The edge portion of the second steam supply passage P2, which opens to the slide surface 77 of the fixed side valve plate 73, is sometimes chipped by the impact due to pulsation or the like of the supplied high-temperature high-pressure steam. When a fragment generated in the chipping is caught in the slide surface 77, the slide surface 77 suffers a scratch in the shape of a record groove, leading to a possibility that the steam leaks from the second steam passage P2 under high pressure to the fifth steam passage P5 under low pressure via this scratch to reduce the output force of the expander E. It sometimes happens that the abrasion dust generated from the slide surface 77 is caught in the edge portion of the opening of the second steam passage P2 and scratches the edge portion. When the edge portion of the opening of the second steam passage P2 is damaged due to chipping or catching of the abrasion dust, leading to a possibility that the supply timing of the high-temperature high-pressure steam is upset and the output force of the expander E is reduced.

However, in this embodiment, the reinforcing member 90 having chipping resistance and abrasion resistance is fitted to the portion at which the second steam passage P2 opens to the slide surface 77. Therefore, the edge portion of the reinforcing member 90 can be prevented from being damaged by the chipping or the abrasion dust, and the slide surface 77 can be prevented from being damaged by a fragment generated in the chipping. Thus, the high-temperature high-pressure steam can be prevented from short-cutting from the high pressure side to the low pressure side via the scratch on the slide surface 77, and the supply timing of the high-temperature high-pressure steam is prevented from being upset, thus avoiding reduction in efficiency of the expander E.

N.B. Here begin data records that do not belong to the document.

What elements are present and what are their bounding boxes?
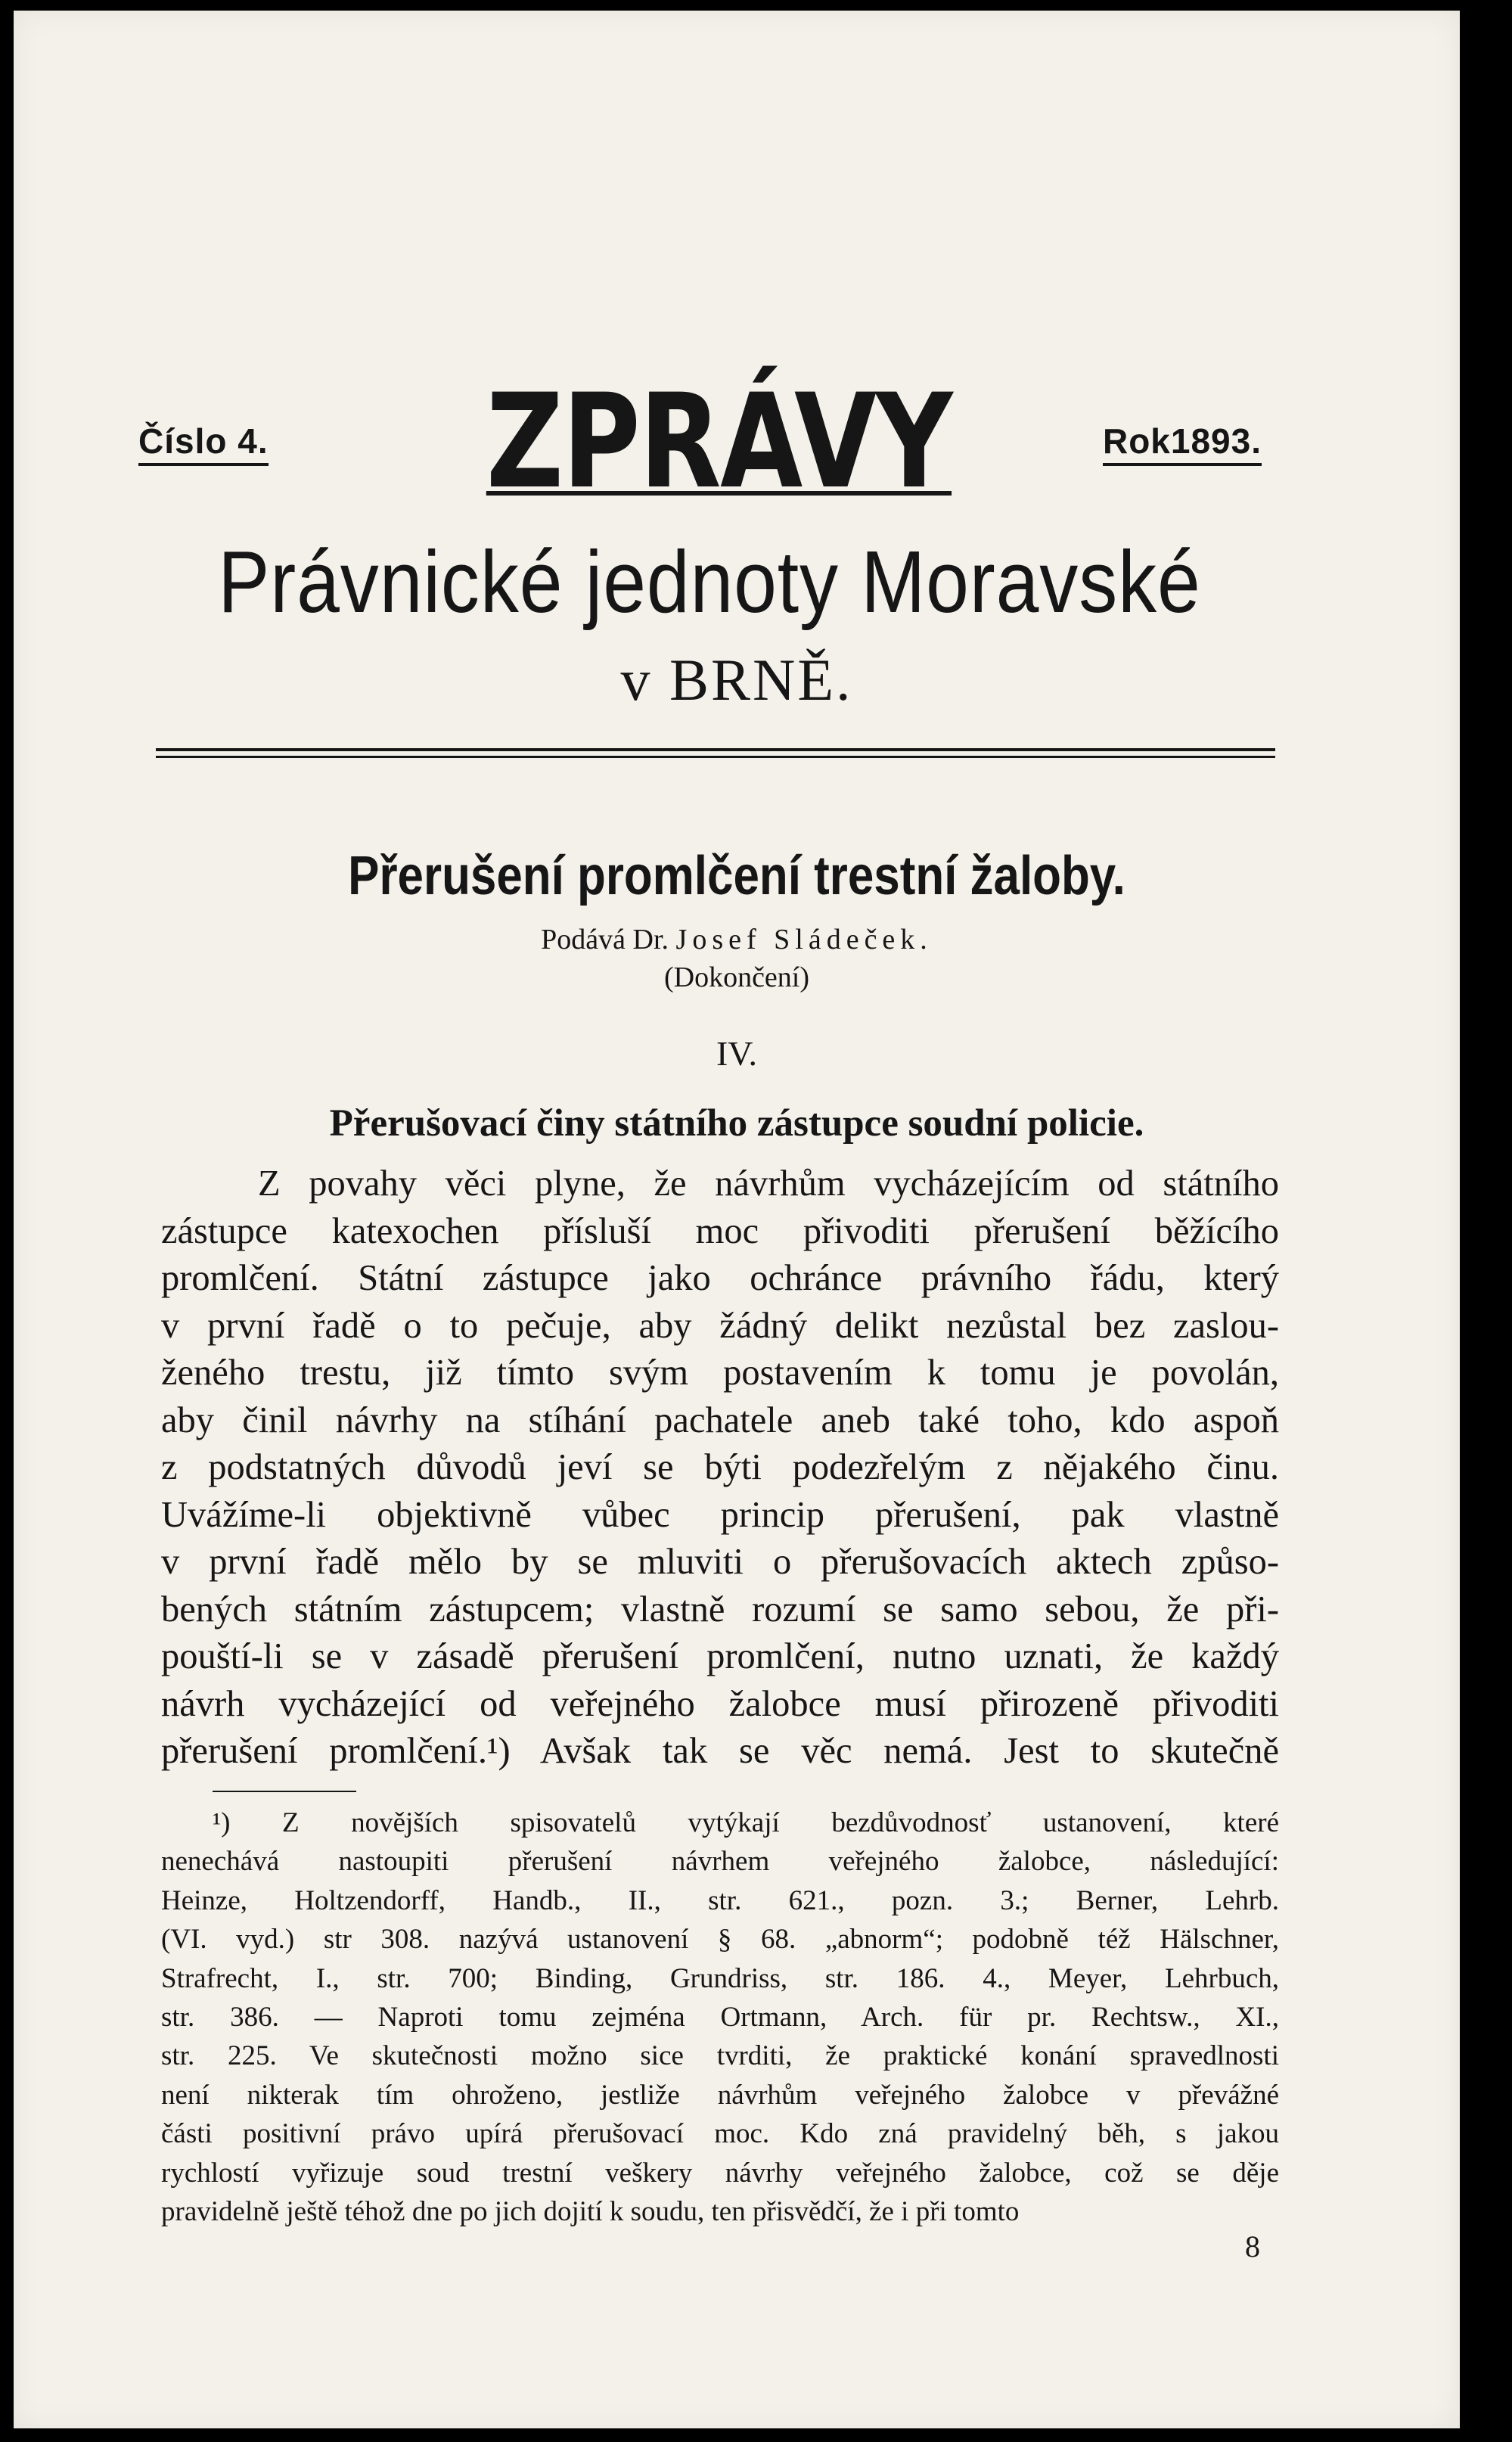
footnote-line: Strafrecht, I., str. 700; Binding, Grundriss, str. 186. 4., Meyer, Lehrbuch,: [161, 1962, 1279, 1994]
section-heading: Přerušovací činy státního zástupce soudní policie.: [329, 1102, 1144, 1145]
body-line: návrh vycházející od veřejného žalobce musí přirozeně přivoditi: [161, 1683, 1279, 1724]
footnote: [161, 1804, 1279, 2231]
body-line: ženého trestu, již tímto svým postavením k tomu je povolán,: [161, 1353, 1279, 1393]
article-byline: [14, 922, 1460, 957]
footnote-line: rychlostí vyřizuje soud trestní veškery návrhy veřejného žalobce, což se děje: [161, 2157, 1279, 2189]
journal-city: v BRNĚ.: [620, 647, 853, 713]
body-line: Uvážíme-li objektivně vůbec princip přerušení, pak vlastně: [161, 1494, 1279, 1535]
footnote-line: str. 225. Ve skutečnosti možno sice tvrditi, že praktické konání spravedlnosti: [161, 2040, 1279, 2072]
section-number: IV.: [716, 1034, 758, 1073]
journal-subtitle: Právnické jednoty Moravské: [218, 533, 1201, 631]
body-line: v první řadě o to pečuje, aby žádný delikt nezůstal bez zaslou-: [161, 1305, 1279, 1346]
byline-author: Josef Sládeček.: [675, 924, 933, 955]
issue-year: Rok1893.: [1103, 421, 1262, 466]
body-line: zástupce katexochen přísluší moc přivoditi přerušení běžícího: [161, 1210, 1279, 1251]
article-title: Přerušení promlčení trestní žaloby.: [348, 846, 1125, 906]
journal-title: ZPRÁVY: [486, 365, 952, 517]
body-line: pouští-li se v zásadě přerušení promlčení, nutno uznati, že každý: [161, 1636, 1279, 1676]
article-body: [161, 1160, 1279, 1776]
footnote-line: pravidelně ještě téhož dne po jich dojití k soudu, ten přisvědčí, že i při tomto: [161, 2195, 1020, 2227]
body-line: v první řadě mělo by se mluviti o přerušovacích aktech způso-: [161, 1542, 1279, 1582]
footnote-separator: [213, 1791, 356, 1792]
byline-prefix: Podává Dr.: [541, 924, 669, 955]
footnote-line: (VI. vyd.) str 308. nazývá ustanovení § 68. „abnorm“; podobně též Hälschner,: [161, 1924, 1279, 1956]
body-line: z podstatných důvodů jeví se býti podezřelým z nějakého činu.: [161, 1447, 1279, 1487]
body-line: přerušení promlčení.¹) Avšak tak se věc nemá. Jest to skutečně: [161, 1731, 1279, 1771]
masthead: [14, 365, 1460, 525]
continuation-note: (Dokončení): [663, 962, 810, 993]
issue-number: Číslo 4.: [138, 421, 269, 466]
footnote-line: není nikterak tím ohroženo, jestliže návrhům veřejného žalobce v převážné: [161, 2079, 1279, 2111]
footnote-line: nenechává nastoupiti přerušení návrhem veřejného žalobce, následující:: [161, 1846, 1279, 1878]
body-line: aby činil návrhy na stíhání pachatele aneb také toho, kdo aspoň: [161, 1400, 1279, 1440]
document-page: [14, 11, 1460, 2428]
footnote-line: části positivní právo upírá přerušovací moc. Kdo zná pravidelný běh, s jakou: [161, 2118, 1279, 2150]
masthead-divider: [156, 748, 1275, 758]
body-line: bených státním zástupcem; vlastně rozumí se samo sebou, že při-: [161, 1589, 1279, 1630]
body-line: promlčení. Státní zástupce jako ochránce právního řádu, který: [161, 1258, 1279, 1298]
page-number: 8: [1245, 2229, 1260, 2263]
body-line: Z povahy věci plyne, že návrhům vycházejícím od státního: [258, 1164, 1279, 1204]
footnote-line: ¹) Z novějších spisovatelů vytýkají bezdůvodnosť ustanovení, které: [213, 1807, 1279, 1838]
footnote-line: Heinze, Holtzendorff, Handb., II., str. 621., pozn. 3.; Berner, Lehrb.: [161, 1884, 1279, 1916]
footnote-line: str. 386. — Naproti tomu zejména Ortmann, Arch. für pr. Rechtsw., XI.,: [161, 2001, 1279, 2033]
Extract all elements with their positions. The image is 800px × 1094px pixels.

Since the annular reinforcing member 90 is inserted into the second steam passage P2, not only the reinforcing member 90 can be reliably held at the fixed side valve plate 73, but also the area of the reinforcing member 90 exposed to the slide surface 77 can be minimized to reduce the loss of torque even if the friction coefficient of the reinforcing member 90 is larger than the friction coefficient of the other slide surface 77.

The embodiment of the present invention has been described, but various changes in design can be made without departing from the subject matter of the invention.

For example, the expander E of the embodiment includes the axial piston cylinder group A as the working section, but the structure of the working section is not limited thereto.

In the embodiment, the reinforcing member 90 is provided in the second steam passage P2, but the reinforcing member 90 may be provided in the other steam passages which open to the slide surface 77, namely, the third steam passages P3 or the fifth steam passage P5.

The rotating fluid machine of the present invention is not limited to the expander E, and can be applied to a compressor.